Efficiently slice triangular sparse matrix


I have a sparse, triangular matrix (e.g. a distance matrix). In reality this would be a > 1M x 1M distance matrix with high sparsity.

from scipy.sparse import csr_matrix
X = csr_matrix([
      [1, 2, 3, 3, 1],
      [0, 1, 3, 3, 2],
      [0, 0, 1, 1, 3],
      [0, 0, 0, 1, 3],
      [0, 0, 0, 0, 1],
])

I want to subset this matrix to another triangular distance matrix. The indexes may be ordered differently and/or duplicated.

idx = np.matrix([1,2,4,2])
X2 = X[idx.T, idx]

This may result in the resulting matrix not being triangular, with some values missing from the upper triangle, and some values being duplicated in the lower triangle.

>>> X2.toarray()
array([[1, 3, 2, 3],
       [0, 1, 3, 1],
       [0, 0, 1, 0],
       [0, 1, 3, 1]])

How can I get the correct upper triangle matrix as efficiently as possible?
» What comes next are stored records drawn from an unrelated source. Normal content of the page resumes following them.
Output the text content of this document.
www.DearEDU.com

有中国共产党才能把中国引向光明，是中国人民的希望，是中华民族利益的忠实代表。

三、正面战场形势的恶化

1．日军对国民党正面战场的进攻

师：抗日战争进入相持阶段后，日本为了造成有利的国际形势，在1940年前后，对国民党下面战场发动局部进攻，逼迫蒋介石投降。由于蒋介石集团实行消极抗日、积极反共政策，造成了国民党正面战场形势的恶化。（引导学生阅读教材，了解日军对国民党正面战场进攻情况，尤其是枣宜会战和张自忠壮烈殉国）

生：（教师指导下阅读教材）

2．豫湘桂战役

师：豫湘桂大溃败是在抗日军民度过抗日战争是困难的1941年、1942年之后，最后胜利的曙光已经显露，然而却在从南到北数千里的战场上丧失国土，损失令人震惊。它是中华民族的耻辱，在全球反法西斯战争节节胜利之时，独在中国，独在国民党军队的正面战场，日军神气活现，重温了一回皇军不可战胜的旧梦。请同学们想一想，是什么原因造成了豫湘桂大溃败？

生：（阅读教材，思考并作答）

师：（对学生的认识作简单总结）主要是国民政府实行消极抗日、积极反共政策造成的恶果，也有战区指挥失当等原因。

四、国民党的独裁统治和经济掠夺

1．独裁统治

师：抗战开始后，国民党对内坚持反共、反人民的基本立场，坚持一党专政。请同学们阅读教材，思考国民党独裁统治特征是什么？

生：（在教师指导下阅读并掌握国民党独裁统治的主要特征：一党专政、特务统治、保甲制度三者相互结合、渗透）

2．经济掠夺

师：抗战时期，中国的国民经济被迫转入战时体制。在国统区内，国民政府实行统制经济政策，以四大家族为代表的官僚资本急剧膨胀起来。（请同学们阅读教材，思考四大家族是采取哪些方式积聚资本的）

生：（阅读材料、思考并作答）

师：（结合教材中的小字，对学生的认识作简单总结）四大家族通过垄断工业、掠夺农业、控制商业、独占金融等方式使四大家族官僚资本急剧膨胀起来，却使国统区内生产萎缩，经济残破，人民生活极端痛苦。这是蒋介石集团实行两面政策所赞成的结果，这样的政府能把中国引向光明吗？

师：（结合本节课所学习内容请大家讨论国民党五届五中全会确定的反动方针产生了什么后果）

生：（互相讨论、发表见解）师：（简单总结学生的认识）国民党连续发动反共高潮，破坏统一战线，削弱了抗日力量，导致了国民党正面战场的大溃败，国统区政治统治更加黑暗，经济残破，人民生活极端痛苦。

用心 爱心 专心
Currently, I mirror the matrix before subsetting, and subset it to the triangle afterwards, but this doesn't feel particularly efficient, as it requires, at least, duplication of all entries.

# use transpose method, see https://stackoverflow.com/a/58806735/2340703
X = X + X.T - scipy.sparse.diags(X.diagonal())
X2 = X[idx.T, idx]
X2 = scipy.sparse.triu(X2, k=0, format="csr")
>>> X2.toarray()
array([[1., 3., 2., 3.],
       [0., 1., 3., 1.],
       [0., 0., 1., 3.],
       [0., 0., 0., 1.]])

Solution

  • To summarize all the excellent contributions, the short answer to this question is:

    Don't use triangular matrices. There's nothing to gain in terms of speed or memory compared to using square matrices.

    The reason for this is explained in @hpaulj's answer:

    • Slicing on sparse matrices uses matrix multiplication which is super-efficient. Rearranging the matrix into a triangular shape will be slow.
    • Using triu is an expensive operation since it materializes a dense mask.

    This becomes evident when comparing @jakevdp's solution with just using a square matrix. Using the square form is faster and uses less memory.

    The test uses a sparse triangular 800k x 800k distance matrix with high sparsity (%nnz << 1%). Data and code are available here.

    # Running benchmark: Converting to square matrix
    ./benchmark.py squarify   6.29s  user 1.59s system 80% cpu 9.738 total
    max memory:                4409 MB
    
    # Running benchmark: @jakevdp's solution
    ./benchmark.py sparse_triangular   67.03s  user 3.01s system 99% cpu 1:10.15 total
    max memory:                5209 MB
    

    If one desperately wants to optimize this beyond using square matrices, @CJR's comment is a good starting point:

    I would consider implementing this as a compressed distance matrix in the same style that pdist does, but as a 1xN CSR matrix, and then using coordinate math to reindex it when you need to get specific values.